Je réagis à un bon papier paru dans Libération aujourd'hui (de Laure Nouhalhat) où l'on recense les grand enjeux de l'eau (Istanbul accueille depuis lundi le 5e forum mondial de l'eau). J'attire particulièrement votre attention sur la notion "d'eau virtuelle", la part d'eau consommée pour un bien donné entre sa culture et son process de fabrication. Ainsi on apprend que boire un expresso revient à consommer 140 litres d'eau, une tonne de cerise 3000 m2 d'eau (ce qui fait le clafoutis au prix de la consommation d'eau de toute la famille dans la semaine, y compris douches et lessives) et un hamburger 16000 litres d'eau (merci MacDo, en plus du cartonnage...). C'est Tony Allan, le père du concept de l'eau virtuelle qui a élaboré cette notion qui pourrait bien demain côtoyer sur nos étiquettes le prix au kilo, comme l'impact carbone en GB par exemple (champion carbone : le kiwi!!). Pourquoi pas.
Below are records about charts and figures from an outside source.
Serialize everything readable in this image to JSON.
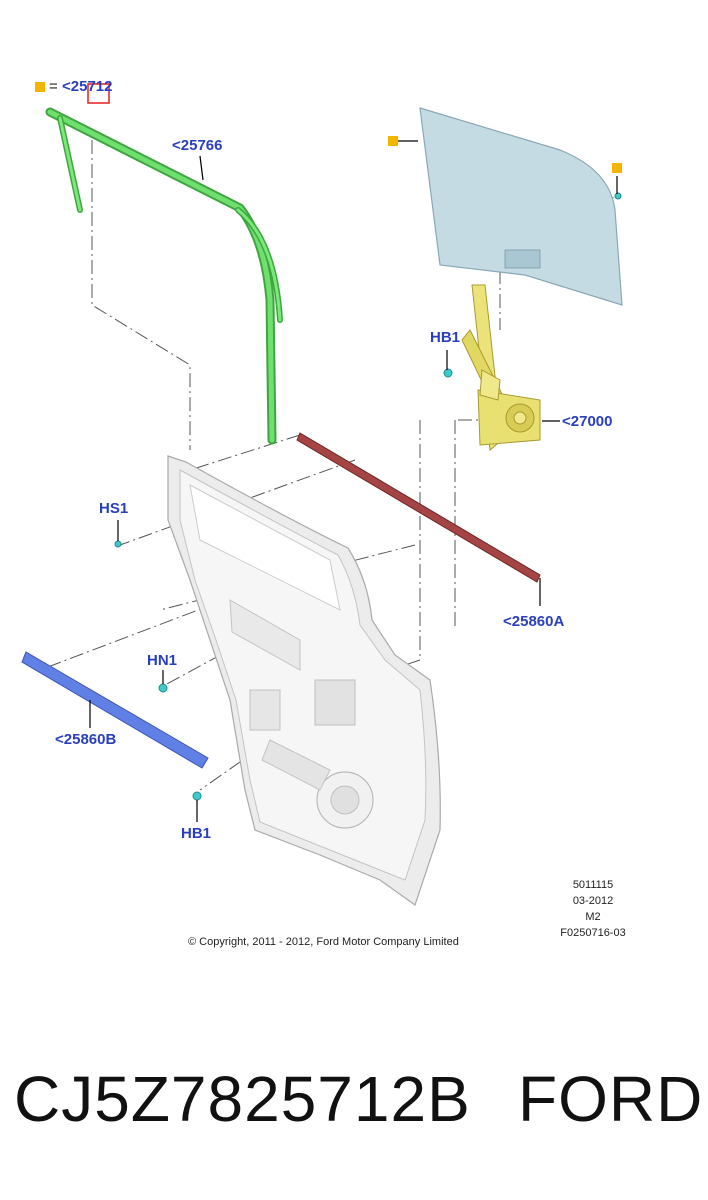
{
  "legend": {
    "equals": "=",
    "ref": "<25712"
  },
  "callouts": {
    "p25766": "<25766",
    "p27000": "<27000",
    "p25860a": "<25860A",
    "p25860b": "<25860B",
    "hb1_upper": "HB1",
    "hb1_lower": "HB1",
    "hs1": "HS1",
    "hn1": "HN1"
  },
  "meta": {
    "line1": "5011115",
    "line2": "03-2012",
    "line3": "M2",
    "line4": "F0250716-03"
  },
  "copyright": "© Copyright, 2011 - 2012, Ford Motor Company Limited",
  "caption": {
    "part_number": "CJ5Z7825712B",
    "brand": "FORD"
  },
  "colors": {
    "callout_blue": "#2a3fbf",
    "marker_orange": "#f5b400",
    "highlight_red": "#e02020",
    "weatherstrip_green": "#5cd65c",
    "glass_blue": "#b9d3de",
    "regulator_yellow": "#e8e070",
    "belt_molding_red": "#9a3a3a",
    "belt_molding_blue": "#5a78e0",
    "fastener_teal": "#3ec8c8"
  }
}
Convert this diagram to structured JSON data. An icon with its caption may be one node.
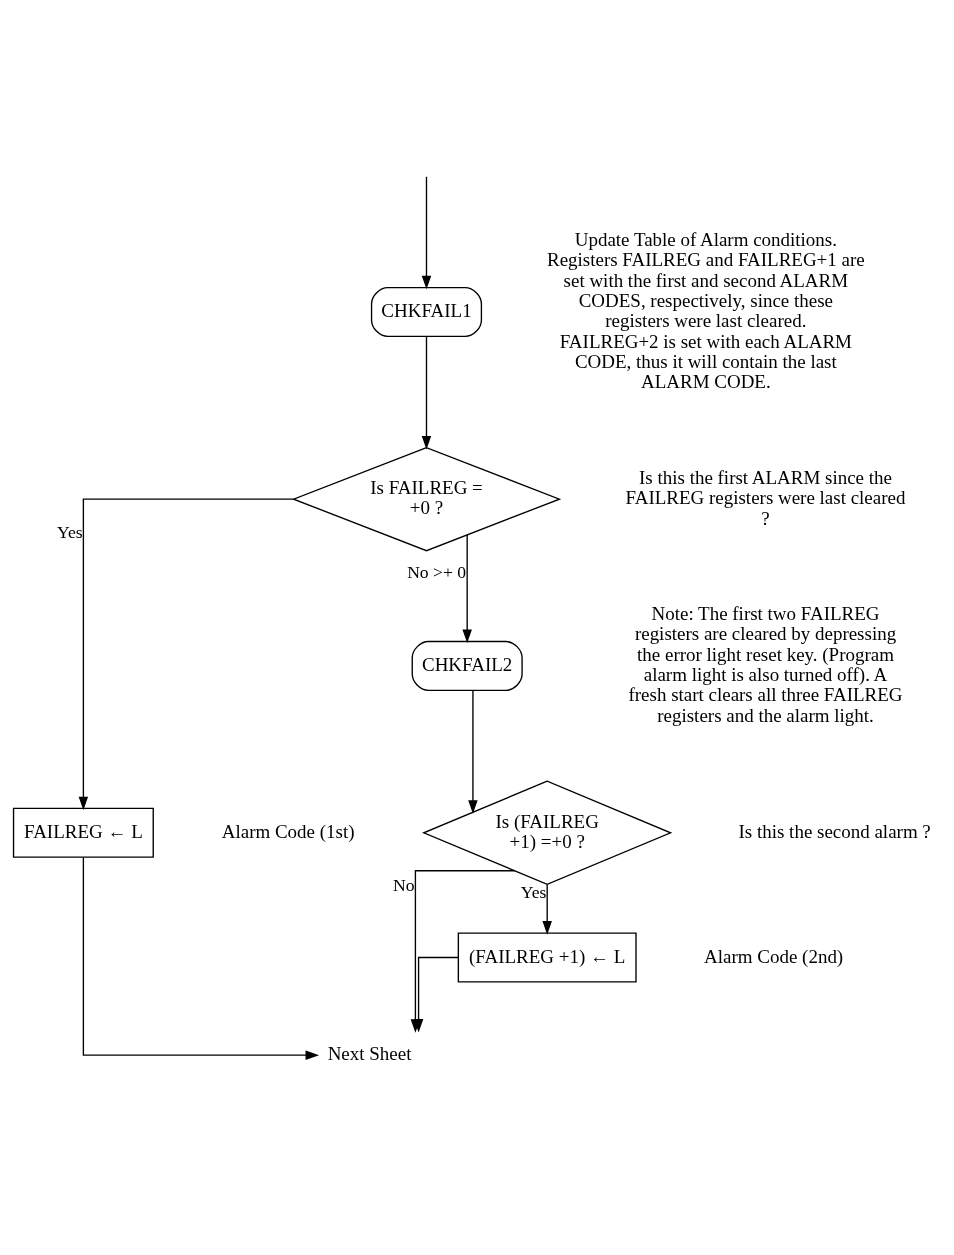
{
  "diagram": {
    "nodes": [
      {
        "text": [
          "CHKFAIL1"
        ],
        "beside": [
          "Update Table of Alarm conditions. Registers FAILREG and FAILREG+1 are set with the first and second ALARM CODES, respectively, since these registers were last cleared. FAILREG+2 is set with each ALARM CODE, thus it will contain the last ALARM CODE."
        ]
      },
      {
        "text": [
          "Is FAILREG = +0 ?"
        ],
        "beside": [
          "Is this the first ALARM since the FAILREG registers were last cleared ?"
        ]
      },
      {
        "text": [
          "FAILREG ← L"
        ],
        "beside": [
          "Alarm Code (1st)"
        ]
      },
      {
        "text": [
          "CHKFAIL2"
        ]
      },
      {
        "text": [
          "Is (FAILREG +1) =+0 ?"
        ],
        "beside": [
          "Is this the second alarm ?"
        ]
      },
      {
        "text": [
          "(FAILREG +1) ← L"
        ],
        "beside": [
          "Alarm Code (2nd)"
        ]
      },
      {
        "text": [
          "Next Sheet"
        ]
      }
    ],
    "edges": [
      {
        "from": null,
        "to": 0,
        "arrow": "to"
      },
      {
        "from": 0,
        "to": 1,
        "arrow": "to"
      },
      {
        "from": 1,
        "to": 2,
        "arrow": "to",
        "label": "Yes"
      },
      {
        "from": 1,
        "to": 3,
        "arrow": "to",
        "label": "No >+ 0"
      },
      {
        "from": 3,
        "to": 4,
        "arrow": "to"
      },
      {
        "from": 4,
        "to": 6,
        "arrow": "to",
        "label": "No"
      },
      {
        "from": 4,
        "to": 5,
        "arrow": "to",
        "label": "Yes"
      },
      {
        "from": 2,
        "to": 6,
        "arrow": "to"
      },
      {
        "from": 5,
        "to": 6,
        "arrow": "to"
      }
    ],
    "labels": [
      "Note: The first two FAILREG registers are cleared by depressing the error light reset key. (Program alarm light is also turned off). A fresh start clears all three FAILREG registers and the alarm light."
    ]
  }
}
Également pour être plus léger, et pour relativiser sur la culpabilité qu'on fait peser sur nos épaules à nous autres pauvres humains qui restons une minute de trop sous une douche italienne, sachez que seule 8% de l'eau est consacrée aux usages domestiques, 22% à la production industrielle (1 auto = 400 000 litres), et 70% à l'agriculture. Monsieur Monsanto, pensez peut-être à un Maïs transgénique pas trop soifard...
Aller 5 derniers chiffres pour définitivement se détester : en Californie, un humain consomme 600 litres d'eau par jour, au Japon 350, en Europe 200 litres (file sous la douche) et en Afrique, 10 à 20 litres.
A lire dans Libération d'aujourd'hui. A acheter en kiosque SVP, ça aide la presse, merci pour elle.